Il segno della trasfigurazione di Gesù. I Vangeli fanno capire chiaramente che Gesù in genere evitava deliberatamente di far mostra della sua natura divina. Egli si fece uomo per insegnare, per dare l'esempio, per prendersi cura del suo popolo e, soprattutto, per offrire se stesso sulla croce per loro. I miracoli che compiva servivano ad alleviare la sofferenza, o come segni discreti per i suoi apostoli, così che comprendessero la sua e la loro missione. La trasfigurazione si distingue perché risponde ad un diverso scopo. È il disvelarsi della gloria fisica divina della sua natura umana. Essa vale come rassicurazione per i suoi apostoli più intimi riguardo a Chi è davvero Gesù e a quel che pure noi possiamo diventare.

Riferimenti nel Catechismo: i paragrafi 554-556 parlano della trasfigurazione quale anticipo del Regno.

Applicazioni pastorali

L'obbedienza non è cosa facile da spiegare. Tendiamo a pensare all'obbedienza solo come un atteggiamento implicante il mero controllo della libertà. È un'imposizione che restringe l'espressione della propria volontà. Essa comporta la presenza di un'autorità, di qualcuno che prende decisioni arbitrarie riguardo alla nostra vita. Presuppone timidezza e debolezza di carattere, da parte di coloro che non sono in grado o non vogliono determinare da soli la direzione della propria esistenza. Porta a rinunciare ai propri pensieri, alle proprie idee e alla propria autonomia.

Forse è questa la caricatura di obbedienza che spontaneamente rifiutiamo. La realtà è ben diversa. A livello umano ci sono molte cose cui obbediamo volentieri, perché ci rendiamo conto che ci sono buone ragioni per farlo, perché mi accorgo che il bene comune lo richiede, o perché riconosco che c'è chi ne sa più di me o chi è in una posizione migliore per decidere di qualcosa. Obbediamo e acconsentiamo anche alle persone che amiamo, perché vogliamo soddisfarle. La nostra obbedienza è attiva e di tutto cuore. Desideriamo obbedire, anche se, a volte, ci costa. L'obbedienza può portarci a frenare un nostro desiderio, ma accettiamo questa limitazione per qualcosa che per noi è più importante.

Ci sono anche delle buone ragioni per l'obbedienza religiosa. Le vie di Dio che oltrepassano l'umana comprensione, la fiducia religiosa verso i rappresentanti e i ministri di Dio fondata sulla Parola Rivelata, l'autorità della santità, la nostra stessa esperienza del riconoscimento della verità di Dio presente nel prossimo.

L'obbedienza non dovrebbe essere confusa con il conformismo (umano o religioso), che è mera adattabilità esteriore del nostro agire.

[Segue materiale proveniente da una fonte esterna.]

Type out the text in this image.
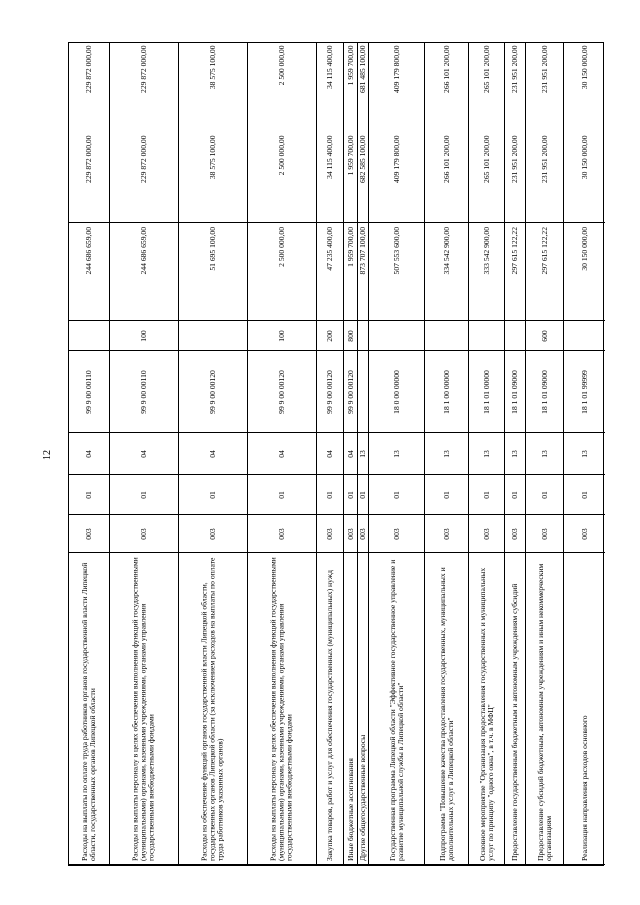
12
Расходы на выплаты по оплате труда работников органов государственной власти Липецкой области, государственных органов Липецкой области
003
01
04
99 9 00 00110
244 686 659,00
229 872 000,00
229 872 000,00
Расходы на выплаты персоналу в целях обеспечения выполнения функций государственными (муниципальными) органами, казенными учреждениями, органами управления государственными внебюджетными фондами
003
01
04
99 9 00 00110
100
244 686 659,00
229 872 000,00
229 872 000,00
Расходы на обеспечение функций органов государственной власти Липецкой области, государственных органов Липецкой области (за исключением расходов на выплаты по оплате труда работников указанных органов)
003
01
04
99 9 00 00120
51 695 100,00
38 575 100,00
38 575 100,00
Расходы на выплаты персоналу в целях обеспечения выполнения функций государственными (муниципальными) органами, казенными учреждениями, органами управления государственными внебюджетными фондами
003
01
04
99 9 00 00120
100
2 500 000,00
2 500 000,00
2 500 000,00
Закупка товаров, работ и услуг для обеспечения государственных (муниципальных) нужд
003
01
04
99 9 00 00120
200
47 235 400,00
34 115 400,00
34 115 400,00
Иные бюджетные ассигнования
003
01
04
99 9 00 00120
800
1 959 700,00
1 959 700,00
1 959 700,00
Другие общегосударственные вопросы
003
01
13
873 707 100,00
682 585 100,00
681 485 100,00
Государственная программа Липецкой области "Эффективное государственное управление и развитие муниципальной службы в Липецкой области"
003
01
13
18 0 00 00000
507 553 600,00
409 179 800,00
409 179 800,00
Подпрограмма "Повышение качества предоставления государственных, муниципальных и дополнительных услуг в Липецкой области"
003
01
13
18 1 00 00000
334 542 900,00
266 101 200,00
266 101 200,00
Основное мероприятие "Организация предоставления государственных и муниципальных услуг по принципу "одного окна", в т.ч. в МФЦ"
003
01
13
18 1 01 00000
333 542 900,00
265 101 200,00
265 101 200,00
Предоставление государственным бюджетным и автономным учреждениям субсидий
003
01
13
18 1 01 09000
297 615 122,22
231 951 200,00
231 951 200,00
Предоставление субсидий бюджетным, автономным учреждениям и иным некоммерческим организациям
003
01
13
18 1 01 09000
600
297 615 122,22
231 951 200,00
231 951 200,00
Реализация направления расходов основного
003
01
13
18 1 01 99999
30 150 000,00
30 150 000,00
30 150 000,00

Questa implica un atteggiamento passivo, di inerzia. Le proprie facoltà interiori non vengono coinvolte, ma si lascia che tutto avvenga e vada per il suo corso, unicamente perché è più facile e comodo che fare il contrario. Il conformismo può essere indotto anche da una sottovalutazione della capacità delle persone di accettare liberamente e con amore la verità.

Dobbiamo intendere meglio la vera natura dell'obbedienza religiosa, quale luce necessaria nell'oscurità dell'esistenza umana. Ciò richiede un riesame del senso del proprio scopo nella vita, del proprio grado di apertura all'esperienza della verità religiosa, della capacità di confidare e di affidarsi all'altro (FR), del senso del bene altrui, della propria capacità di amare, di essere in grado di adattarsi all'altro.

Così facendo, possiamo apprezzare meglio quella semplice frase della Genesi: "Allora Abram partì, come gli aveva ordinato il Signore".